WORSHIP NOTES
Volume 8, No. 8 (August 2013)

NOTE: For the crucial passage on worship in John 4, please see Worship Notes 3.9.
4. BIBLICAL CONSTANTS OF WORSHIP (Acts 2:42,47)
a. Normative Elements
Luke has just recounted the events of the day of Pentecost: the coming of the Holy Spirit upon Jesus’ followers, Peter’s sermon, and the conversion and baptism of “three thousand souls” (2:41). And in the very next verse, Luke tells us what these believers consistently (“devoted themselves“) did when they gathered together:
And they devoted themselves to the apostles’ teaching and fellowship, to the breaking of bread and the prayers. . . . praising God and having favor with all the people. (2:42, 47)

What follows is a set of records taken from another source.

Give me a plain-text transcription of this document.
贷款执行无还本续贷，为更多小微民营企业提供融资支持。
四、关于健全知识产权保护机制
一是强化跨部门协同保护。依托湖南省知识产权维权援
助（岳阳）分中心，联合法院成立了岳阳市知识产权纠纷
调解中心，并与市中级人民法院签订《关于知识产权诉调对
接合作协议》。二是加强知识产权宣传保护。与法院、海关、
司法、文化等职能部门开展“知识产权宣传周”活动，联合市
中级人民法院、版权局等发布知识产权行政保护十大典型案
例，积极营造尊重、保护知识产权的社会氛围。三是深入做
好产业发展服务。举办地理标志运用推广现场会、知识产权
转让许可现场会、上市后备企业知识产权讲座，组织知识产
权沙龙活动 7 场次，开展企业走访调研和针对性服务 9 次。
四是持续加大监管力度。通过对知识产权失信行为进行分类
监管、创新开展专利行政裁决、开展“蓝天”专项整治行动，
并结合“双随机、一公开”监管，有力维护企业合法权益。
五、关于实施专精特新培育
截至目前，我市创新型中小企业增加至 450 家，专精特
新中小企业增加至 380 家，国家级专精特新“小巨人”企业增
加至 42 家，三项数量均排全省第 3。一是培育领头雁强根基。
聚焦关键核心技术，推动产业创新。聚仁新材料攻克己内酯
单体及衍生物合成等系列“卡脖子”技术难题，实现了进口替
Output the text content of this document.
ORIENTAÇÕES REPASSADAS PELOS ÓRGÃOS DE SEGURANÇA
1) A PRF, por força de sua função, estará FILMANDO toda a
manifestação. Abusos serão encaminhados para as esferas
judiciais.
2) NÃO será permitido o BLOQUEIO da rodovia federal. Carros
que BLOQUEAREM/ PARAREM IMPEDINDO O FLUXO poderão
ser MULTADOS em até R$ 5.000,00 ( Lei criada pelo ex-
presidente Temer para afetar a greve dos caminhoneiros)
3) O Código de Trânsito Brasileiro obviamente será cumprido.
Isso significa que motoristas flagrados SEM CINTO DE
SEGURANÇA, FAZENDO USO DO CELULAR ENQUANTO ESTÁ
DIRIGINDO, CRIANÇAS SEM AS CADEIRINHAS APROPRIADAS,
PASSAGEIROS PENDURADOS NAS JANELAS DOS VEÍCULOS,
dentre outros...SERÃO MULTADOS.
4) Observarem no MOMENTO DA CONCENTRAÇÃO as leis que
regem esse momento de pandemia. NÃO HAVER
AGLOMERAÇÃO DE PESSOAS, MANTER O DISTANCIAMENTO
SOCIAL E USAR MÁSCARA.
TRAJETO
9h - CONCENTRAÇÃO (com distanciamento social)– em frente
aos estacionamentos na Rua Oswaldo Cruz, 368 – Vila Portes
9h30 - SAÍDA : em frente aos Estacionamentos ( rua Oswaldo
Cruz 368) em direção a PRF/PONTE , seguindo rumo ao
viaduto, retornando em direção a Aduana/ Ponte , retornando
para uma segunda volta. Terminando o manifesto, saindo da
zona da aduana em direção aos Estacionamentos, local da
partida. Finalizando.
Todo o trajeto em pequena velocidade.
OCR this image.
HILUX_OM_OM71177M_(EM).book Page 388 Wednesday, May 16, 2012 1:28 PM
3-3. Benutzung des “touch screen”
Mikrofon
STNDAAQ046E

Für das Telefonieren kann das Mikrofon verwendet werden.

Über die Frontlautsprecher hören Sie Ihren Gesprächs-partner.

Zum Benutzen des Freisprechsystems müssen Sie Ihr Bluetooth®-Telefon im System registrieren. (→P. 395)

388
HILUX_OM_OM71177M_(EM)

Luke’s placement of these elements immediately after his account of the “birthday” of the Church strongly suggests that he sees these elements as normative for Christian worship, as crucial components of Christian worship:
- the word of God (now the complete canon of Scripture)
- fellowship (the mutuality of gathering of corporate worship)
- the breaking of bread (the Lord’ s Supper)
- prayer
- praise
Indeed, a number of commentators concur that these verses may well represent more than simply a description of what the earliest church did, but rather a prescription of normative practice for the Church of all ages; for example:
Luke records what happened to the new converts. Four activities are listed in which they took part. . . . A case can be made out that they are in fact the four elements which characterized a Christian gathering in the early church. . . . Here are the four essential elements in the religious practice of the Christian church. (I. Howard Marshall, The Acts of the Apostles, Tyndale New Testament Commentaries [Grand Rapids MI: Wm B. Eerdmans Publ. Co., 1980], 83)
Here Saint Luke gives the four essentials which must not be abandoned . . . . the essential constitution of the church. (Richard B. Rackham, The Acts of the Apostles: An Exposition (Grand Rapids MI: Baker Book House, 1978), 33, 41)
Indeed, this writer has often given an assignment to students to list what activities they find consistently in every Christian worship service, in every denomination and tradition, around the world and down through history—and the results they come up with usually correspond amazingly closely to the list found in Acts 2:42, 47! This strengthens the view that intends to highlight these activities as non-negotiable elements which define and characterize truly Christian worship, and which must therefore be represented in some form in every church’s corporate gatherings (and the absence of any of which may suggest an unacceptable, sub-Christian perversion).
b. Worship and Culture
“Worship is the most universal [following unchanging biblical guidelines] and at the same time the most particular [embodying distinct cultural expressions] of the activities in which Christian communities engage” (John H. Erickson and Eileen W. Lindner, “Worship and Prayer in Ecumenical Formation,” Theological Education 34, Supplement [1997]: 23).
The elements of worship outlined in Acts 2 are an important aspect of what the Nairobi Statement on Worship and Culture calls the transcultural nature of Christian worship (along with its simultaneous contextual, countercultural, and cross-cultural natures). You may read the important Nairobi Statement in its entirety HERE.
The Biblical Constants suggested in Acts 2 also form an important anchor for church practice in light of the conspicuous (and surprising) absence in the New Testament of detailed instruction about worship forms and practices. It is this absence which in turns accounts for much of the rich variety of culturally inflected worship expressions around the world; but it is vital to recognize the unifying biblical foundations which underlie the outward diversity. For more about conceptualizing the balance between biblical fidelity and cultural sensitivity in our worship, please see “The Bridge” in Worship Notes 2.8, and also “Worship and Culture: Challenges” in Worship Notes 6.5.